Sí, sí, ya sé que no uso los términos sicológicos con la más absoluta de las precisiones, pero no sé cómo definirlo que más como una experiencia en la cual la percepción de la realidad está total y absolutamente alterada. Otra forma de expresarlo sería decir que es como ver una película en la que algún director degenerado intercala las escenas más violentas de “La Naranja Mecánica” con videos de gatos haciendo gracias en el internet. No sé, quizá siempre me sentí así respecto del país pero cada vez que vuelvo me doy cuenta de mi absoluta incapacidad para ser una persona funcional allí.
Con más sentido común que cariño I. me recuerda que nada gano con pelearme con la gente en el país de la eterna primavera. Y yo, que aún estoy indignado, no entiendo su lógica.
No entiendo cómo no indignarme ante un conjunto de acciones que un argentino amigo mío llamaba “el chapinaje”. Es como una serie de… actitudes que son características de los chapines.
Por ejemplo, en mi banco, al que dejo jugar con mis magros ahorros, al que le pago intereses todos los meses por tener tarjetas de crédito, un banco con el que tengo una relación desde hace una década, la señorita de atención al cliente se negó rotundamente a regalarme una fotocopia (que iba a utilizar en un trámite con el banco en el futuro próximo) porque, dijo, no tenían “muchas hojas.”

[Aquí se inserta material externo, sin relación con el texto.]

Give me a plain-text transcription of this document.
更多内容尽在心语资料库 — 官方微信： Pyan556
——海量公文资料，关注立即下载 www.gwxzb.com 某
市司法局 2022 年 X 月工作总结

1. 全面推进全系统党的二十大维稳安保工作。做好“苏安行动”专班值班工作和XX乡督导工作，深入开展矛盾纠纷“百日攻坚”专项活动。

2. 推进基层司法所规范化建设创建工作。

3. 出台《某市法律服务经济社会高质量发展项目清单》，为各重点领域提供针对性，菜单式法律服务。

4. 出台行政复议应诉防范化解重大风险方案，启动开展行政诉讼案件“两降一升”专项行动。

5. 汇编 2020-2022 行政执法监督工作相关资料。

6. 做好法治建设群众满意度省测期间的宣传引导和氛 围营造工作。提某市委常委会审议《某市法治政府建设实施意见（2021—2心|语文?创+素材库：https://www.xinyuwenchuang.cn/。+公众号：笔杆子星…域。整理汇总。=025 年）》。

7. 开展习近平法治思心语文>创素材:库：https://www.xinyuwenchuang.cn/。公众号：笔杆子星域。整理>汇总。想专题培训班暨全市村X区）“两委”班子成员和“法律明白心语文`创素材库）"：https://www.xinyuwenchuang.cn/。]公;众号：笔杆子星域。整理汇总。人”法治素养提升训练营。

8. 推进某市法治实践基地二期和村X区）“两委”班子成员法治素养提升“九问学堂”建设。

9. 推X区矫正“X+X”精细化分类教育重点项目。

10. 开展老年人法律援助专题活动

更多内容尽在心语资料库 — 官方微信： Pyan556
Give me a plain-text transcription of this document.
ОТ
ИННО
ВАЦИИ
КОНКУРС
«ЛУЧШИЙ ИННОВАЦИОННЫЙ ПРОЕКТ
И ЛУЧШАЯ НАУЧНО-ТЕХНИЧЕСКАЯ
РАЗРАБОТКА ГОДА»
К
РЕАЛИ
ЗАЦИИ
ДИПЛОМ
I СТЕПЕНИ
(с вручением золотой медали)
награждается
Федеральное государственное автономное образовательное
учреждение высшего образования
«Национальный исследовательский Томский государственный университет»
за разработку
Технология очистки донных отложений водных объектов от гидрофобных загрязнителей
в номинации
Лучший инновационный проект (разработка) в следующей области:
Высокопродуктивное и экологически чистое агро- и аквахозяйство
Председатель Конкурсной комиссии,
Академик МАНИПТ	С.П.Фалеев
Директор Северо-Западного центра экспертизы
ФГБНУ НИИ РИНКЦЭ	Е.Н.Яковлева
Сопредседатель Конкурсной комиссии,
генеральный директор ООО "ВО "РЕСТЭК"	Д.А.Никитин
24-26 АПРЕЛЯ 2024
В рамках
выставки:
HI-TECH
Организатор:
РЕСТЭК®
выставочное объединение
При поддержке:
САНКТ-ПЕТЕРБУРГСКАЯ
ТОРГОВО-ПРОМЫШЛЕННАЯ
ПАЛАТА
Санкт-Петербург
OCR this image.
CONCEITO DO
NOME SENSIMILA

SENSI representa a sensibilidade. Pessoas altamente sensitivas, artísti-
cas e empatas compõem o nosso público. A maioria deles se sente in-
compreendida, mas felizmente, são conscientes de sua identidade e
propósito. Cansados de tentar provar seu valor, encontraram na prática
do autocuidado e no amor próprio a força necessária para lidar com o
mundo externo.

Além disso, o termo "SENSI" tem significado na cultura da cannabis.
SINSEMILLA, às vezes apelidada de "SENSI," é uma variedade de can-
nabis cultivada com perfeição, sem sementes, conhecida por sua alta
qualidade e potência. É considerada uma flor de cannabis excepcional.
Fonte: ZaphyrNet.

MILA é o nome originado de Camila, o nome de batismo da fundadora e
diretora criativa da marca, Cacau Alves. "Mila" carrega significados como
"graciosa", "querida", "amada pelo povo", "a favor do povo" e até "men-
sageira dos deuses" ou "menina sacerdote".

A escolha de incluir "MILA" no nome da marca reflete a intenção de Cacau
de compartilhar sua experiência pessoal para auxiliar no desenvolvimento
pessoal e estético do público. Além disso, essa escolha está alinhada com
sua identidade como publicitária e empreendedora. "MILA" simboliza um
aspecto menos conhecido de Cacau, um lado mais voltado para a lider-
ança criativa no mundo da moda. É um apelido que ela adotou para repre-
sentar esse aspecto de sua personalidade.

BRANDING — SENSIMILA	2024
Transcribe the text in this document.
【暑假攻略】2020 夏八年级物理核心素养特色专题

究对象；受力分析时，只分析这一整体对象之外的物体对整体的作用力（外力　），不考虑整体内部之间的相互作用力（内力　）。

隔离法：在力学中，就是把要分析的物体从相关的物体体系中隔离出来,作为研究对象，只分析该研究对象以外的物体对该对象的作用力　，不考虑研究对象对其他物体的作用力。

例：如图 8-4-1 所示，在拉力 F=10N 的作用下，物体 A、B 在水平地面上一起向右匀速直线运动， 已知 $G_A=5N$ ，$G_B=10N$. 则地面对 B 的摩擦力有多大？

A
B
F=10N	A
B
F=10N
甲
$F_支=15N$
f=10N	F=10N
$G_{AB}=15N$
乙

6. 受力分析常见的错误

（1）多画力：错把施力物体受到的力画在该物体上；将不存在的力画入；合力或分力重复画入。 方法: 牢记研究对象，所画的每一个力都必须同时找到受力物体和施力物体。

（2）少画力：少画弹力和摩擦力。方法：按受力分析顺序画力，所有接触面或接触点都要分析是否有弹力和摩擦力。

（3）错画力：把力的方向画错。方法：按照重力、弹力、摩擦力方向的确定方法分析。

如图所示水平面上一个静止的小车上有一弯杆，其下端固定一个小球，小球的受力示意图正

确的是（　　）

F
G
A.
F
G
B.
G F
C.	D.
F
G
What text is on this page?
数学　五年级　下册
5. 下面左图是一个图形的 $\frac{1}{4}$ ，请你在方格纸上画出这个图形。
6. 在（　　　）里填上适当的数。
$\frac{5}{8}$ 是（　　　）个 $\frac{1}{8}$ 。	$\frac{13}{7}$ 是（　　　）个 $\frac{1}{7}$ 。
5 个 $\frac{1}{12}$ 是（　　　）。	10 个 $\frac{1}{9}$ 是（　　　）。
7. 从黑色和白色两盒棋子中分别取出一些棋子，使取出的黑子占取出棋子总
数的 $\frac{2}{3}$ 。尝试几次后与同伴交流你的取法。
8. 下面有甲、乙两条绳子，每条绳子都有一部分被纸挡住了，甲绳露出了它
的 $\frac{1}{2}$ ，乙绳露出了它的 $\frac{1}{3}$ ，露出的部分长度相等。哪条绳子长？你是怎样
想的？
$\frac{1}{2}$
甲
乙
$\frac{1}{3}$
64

La explicación de la jefe de agencia me dejó con más dudas. Entré pensando que el Banco de América Central no tenía dinero para gastar en una fotocopia y salí convencido que hay un déspota al frente del departamento de recursos humanos que les cuenta todas y cada una de las fotocopias y que indefectiblemente castiga a los empleados del banco cuando hay un uso injustificado de una hoja de papel.
Y quizá debería enfocarme en las cosas buenas, como el tiempo que pasé con mis amigos, o en haber podido reencontrarme con mis hijos. Me haría mejor recordar que aprendí (creo que aprendí) a cocinar focaccia y sería más saludable centrarme en los avances que pude hacer con I. Quizá debería pensar en que al final de cuentas son unos diítas lo que pasó cada año allí y no debería amargarme.
Y en eso aparece la funcionaria de migración que cuando le pedí su nombre y pedí hablar con su supervisor porque yo sentía que ella había sido descortés se negó rotundamente a decirme cómo se llamaba (pese a que su nombre estaba en el sello que puso en el pasaporte) y se limitaba a decirme “váyase de aquí, ya le sellé su pasaporte, váyase”.
Cuando le insistí en que me dejara hablar con su supervisor, otro empleado me dijo que él me iba a dejar pasar e insinuó que si seguía insistiendo ya no me dejarían salir del país. Aparece el chapinaje, como diría este amigo. Esa amenaza velada, esa mano en el machete, esa forma de amedrentarte sin llegar a ser una advertencia frontal.
Y supongo que cuando los guatemaltecos salen el 14 de septiembre a correr con sus antorchas sienten un poco eso. Los otros guatemaltecos, los que no corren con las antorchas, les esperan para lanzarles bolsas de agua. Algunas son refrescantes y se agradecen. Mientras otras, las del chapinaje, vuelan lanzadas con fuerza buscando la cara de sus objetivos. Persiguen al corredor, al conductor del camión que lleva a los marchistas o una ventana abierta de un bus. Busca celebrar esa característica, quizá una de las pocas que son comunes a casi todos los chapines.
Porque a pesar de lo que nos diga el cantautor, a pesar de lo bonitos que salen los chapines –cada mico en su columpio o era cada quien en lo suyo– del anuncio de Caña Real, la realidad que se vive es otra. Es la cuádruple fila antes del puente de dos carriles en Chimaltenango, es que en San Martín de Xela te tratan diferente que en el de Pradera, es el chapinaje.
Y justo cuando estoy a punto de sacar mis conclusiones aparece otro, uno de esos chapines a los que no le llegó el memo y me deja irme debiéndole la gasolina, porque mi banco suspendió mi tarjeta debido a que no le avisé de mi viaje.
“Me lo paga cuando regrese”, dijo sin pedir documentos ni nada. Supongo que no todo estará perdido.